Allah aşkına bu devirde, hangi güç, insanların izlemek istedikleri filmin önünü kesebilir.
Sele kim engel?
Medya Mühendisliği, Mars Entertianment’in ortağı Muzaffer Yıldırım’dan aldıkları beyanatın da bulunduğu bir e-posta yolladı. Mars’ın ortağı Yıldırım’ın beyanatı da şu:
“Biz ticaret yapıyoruz. Sonuçta satmayacak ürünü vitrine koymazsınız. Kanyon’da ‘Turist’ filmi birinci olurken ‘Recep İvedik’ yedinci olabilir. Biz de salona ve müşteri profiline göre film koyuyoruz. ‘Günah Keçisi’ daha bize gelmedi. Ama ikinci haftada duruma göre daha fazla salon açılabilir. Sonuçta iş yapacak filmin önünü de tıkamayız.”
Bayağı meraklısı varmış!
Yıldırım’ın söylediklerinde benim yazdıklarımı tekzip eden bir cümle var mı?

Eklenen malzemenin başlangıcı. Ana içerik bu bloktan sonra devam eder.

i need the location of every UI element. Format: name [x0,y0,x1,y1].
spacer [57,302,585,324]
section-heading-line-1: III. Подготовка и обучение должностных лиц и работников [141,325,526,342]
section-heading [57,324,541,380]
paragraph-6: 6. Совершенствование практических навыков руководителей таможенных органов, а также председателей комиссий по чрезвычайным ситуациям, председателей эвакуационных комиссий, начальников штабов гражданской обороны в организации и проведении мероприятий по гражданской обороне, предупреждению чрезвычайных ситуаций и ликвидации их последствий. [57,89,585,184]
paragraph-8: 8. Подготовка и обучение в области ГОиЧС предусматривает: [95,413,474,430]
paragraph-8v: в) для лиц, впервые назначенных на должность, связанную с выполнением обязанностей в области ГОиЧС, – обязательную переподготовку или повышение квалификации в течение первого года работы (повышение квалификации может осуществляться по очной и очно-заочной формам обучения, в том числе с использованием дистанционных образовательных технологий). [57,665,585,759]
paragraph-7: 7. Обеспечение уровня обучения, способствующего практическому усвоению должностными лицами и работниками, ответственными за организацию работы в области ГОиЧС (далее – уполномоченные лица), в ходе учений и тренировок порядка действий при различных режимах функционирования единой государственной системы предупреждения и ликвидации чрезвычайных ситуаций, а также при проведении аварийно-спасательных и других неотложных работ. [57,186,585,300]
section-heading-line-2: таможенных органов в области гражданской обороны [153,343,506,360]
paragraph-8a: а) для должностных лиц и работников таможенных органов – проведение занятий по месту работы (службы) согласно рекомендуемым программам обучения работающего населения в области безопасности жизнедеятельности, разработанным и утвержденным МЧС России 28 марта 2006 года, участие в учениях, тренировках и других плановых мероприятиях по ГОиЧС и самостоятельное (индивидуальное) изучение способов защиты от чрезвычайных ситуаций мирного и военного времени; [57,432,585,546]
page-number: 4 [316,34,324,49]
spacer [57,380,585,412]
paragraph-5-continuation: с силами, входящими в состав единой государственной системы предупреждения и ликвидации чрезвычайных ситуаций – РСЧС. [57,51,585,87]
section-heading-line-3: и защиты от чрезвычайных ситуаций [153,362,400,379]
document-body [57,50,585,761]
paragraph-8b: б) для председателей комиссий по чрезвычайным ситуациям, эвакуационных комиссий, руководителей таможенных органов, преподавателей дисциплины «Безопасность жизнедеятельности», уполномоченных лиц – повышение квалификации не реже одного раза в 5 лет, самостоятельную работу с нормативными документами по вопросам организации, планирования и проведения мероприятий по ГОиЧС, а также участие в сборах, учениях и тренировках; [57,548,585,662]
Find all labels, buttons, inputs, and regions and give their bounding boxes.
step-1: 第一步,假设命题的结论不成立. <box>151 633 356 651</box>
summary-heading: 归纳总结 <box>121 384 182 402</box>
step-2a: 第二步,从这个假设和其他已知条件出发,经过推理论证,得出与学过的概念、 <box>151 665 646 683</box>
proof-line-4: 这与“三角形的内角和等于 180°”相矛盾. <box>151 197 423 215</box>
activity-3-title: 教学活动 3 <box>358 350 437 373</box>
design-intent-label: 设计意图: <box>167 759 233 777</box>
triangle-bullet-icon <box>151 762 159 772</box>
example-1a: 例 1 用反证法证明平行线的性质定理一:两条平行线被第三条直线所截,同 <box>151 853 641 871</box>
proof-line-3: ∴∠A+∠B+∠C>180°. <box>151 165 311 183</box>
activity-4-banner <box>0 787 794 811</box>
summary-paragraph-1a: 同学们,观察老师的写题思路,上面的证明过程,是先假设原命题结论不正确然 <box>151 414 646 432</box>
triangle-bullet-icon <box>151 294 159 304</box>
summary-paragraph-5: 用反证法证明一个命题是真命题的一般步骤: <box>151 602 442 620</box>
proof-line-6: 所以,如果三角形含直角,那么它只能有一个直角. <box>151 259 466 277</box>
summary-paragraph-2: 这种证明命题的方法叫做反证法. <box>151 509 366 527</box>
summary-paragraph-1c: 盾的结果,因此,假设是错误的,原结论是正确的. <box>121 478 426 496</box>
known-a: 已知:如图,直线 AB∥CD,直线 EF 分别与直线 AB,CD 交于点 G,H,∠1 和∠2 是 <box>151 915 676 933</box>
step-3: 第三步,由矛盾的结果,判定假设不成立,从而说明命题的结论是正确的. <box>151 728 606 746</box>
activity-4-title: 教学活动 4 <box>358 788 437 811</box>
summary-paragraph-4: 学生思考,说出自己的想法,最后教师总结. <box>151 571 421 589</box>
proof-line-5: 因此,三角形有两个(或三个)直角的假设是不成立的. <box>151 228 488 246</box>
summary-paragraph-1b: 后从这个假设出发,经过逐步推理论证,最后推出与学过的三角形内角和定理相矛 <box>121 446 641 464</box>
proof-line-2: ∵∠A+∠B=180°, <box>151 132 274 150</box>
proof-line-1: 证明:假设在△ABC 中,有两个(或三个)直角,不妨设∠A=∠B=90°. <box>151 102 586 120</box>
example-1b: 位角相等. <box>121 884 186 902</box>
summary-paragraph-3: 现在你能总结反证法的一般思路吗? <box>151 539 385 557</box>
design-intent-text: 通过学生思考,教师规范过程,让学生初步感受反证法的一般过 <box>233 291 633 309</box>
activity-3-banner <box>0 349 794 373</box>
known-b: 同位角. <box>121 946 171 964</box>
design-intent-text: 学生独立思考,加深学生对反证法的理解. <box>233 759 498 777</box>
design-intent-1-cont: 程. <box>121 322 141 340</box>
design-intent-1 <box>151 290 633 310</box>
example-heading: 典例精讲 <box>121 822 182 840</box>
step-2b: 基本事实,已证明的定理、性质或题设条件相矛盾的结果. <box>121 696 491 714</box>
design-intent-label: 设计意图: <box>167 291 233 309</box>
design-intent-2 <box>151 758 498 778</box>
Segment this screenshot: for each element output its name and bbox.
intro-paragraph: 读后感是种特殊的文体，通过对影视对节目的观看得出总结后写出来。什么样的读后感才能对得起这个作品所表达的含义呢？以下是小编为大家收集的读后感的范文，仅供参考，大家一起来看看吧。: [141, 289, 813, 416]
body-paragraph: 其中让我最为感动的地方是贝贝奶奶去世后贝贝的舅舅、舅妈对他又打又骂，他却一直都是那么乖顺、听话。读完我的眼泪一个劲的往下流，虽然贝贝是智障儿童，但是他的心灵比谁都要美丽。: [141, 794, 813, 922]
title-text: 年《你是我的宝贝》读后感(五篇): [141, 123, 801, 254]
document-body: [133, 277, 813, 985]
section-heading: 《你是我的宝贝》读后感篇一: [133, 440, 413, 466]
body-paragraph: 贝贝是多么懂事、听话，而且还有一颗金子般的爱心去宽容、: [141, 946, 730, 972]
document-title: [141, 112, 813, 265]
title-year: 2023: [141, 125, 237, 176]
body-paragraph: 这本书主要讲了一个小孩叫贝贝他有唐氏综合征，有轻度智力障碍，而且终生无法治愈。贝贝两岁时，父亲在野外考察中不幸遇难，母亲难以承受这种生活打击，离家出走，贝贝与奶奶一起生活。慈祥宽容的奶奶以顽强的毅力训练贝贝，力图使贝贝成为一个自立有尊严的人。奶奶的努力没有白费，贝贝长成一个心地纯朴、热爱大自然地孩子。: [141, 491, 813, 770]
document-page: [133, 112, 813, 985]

Yok, ama buna rağmen yapımcı şirket “Filmimize yasak koydular. ‘Günah Keçisi’nin önünü kesiyorlar” söyleminde ısrarlı.
Ben diyorum ki, hava bozdu, yağmur yağacak.
Onlar diyor ki, “Bize uzun burunlu” dedin.
Peki işin gerçeği ne?
Yazdıklarımdan sonra ortalık toz duman olunca, Medya Mühendisliği, Medyavizyon ve Mars arasında yapılan görüşmelerden sonra gelinen durum şu:
Bu hafta sonu Mars, 'Günah Keçisi'nin 'son hali'ni bir kez daha izleyecek ve grup filmi hangi salonlarında oynatabileceğine karar verecek.
Bu vesileyle şunu anladım ki, çektiği porno filmlerle şöhrete ulaşan Şahin K.’nın komedi filmine bayağı meraklı insan varmış Türkiye’de.
'Günah Keçisi'nin fragmanlarının internette 'tık’lanma rekoru kırması da bunun göstergesi.
Bakalım, sanal alemdeki bu ilgi film vizyona girince gişeye yansıyacak mı?
Yeri gelmişken şunu da vurgulamakta yarar görüyorum.
Yazdıklarımla 'Günah Keçisi'nin önünü kesmedim, aksine önünü açtım.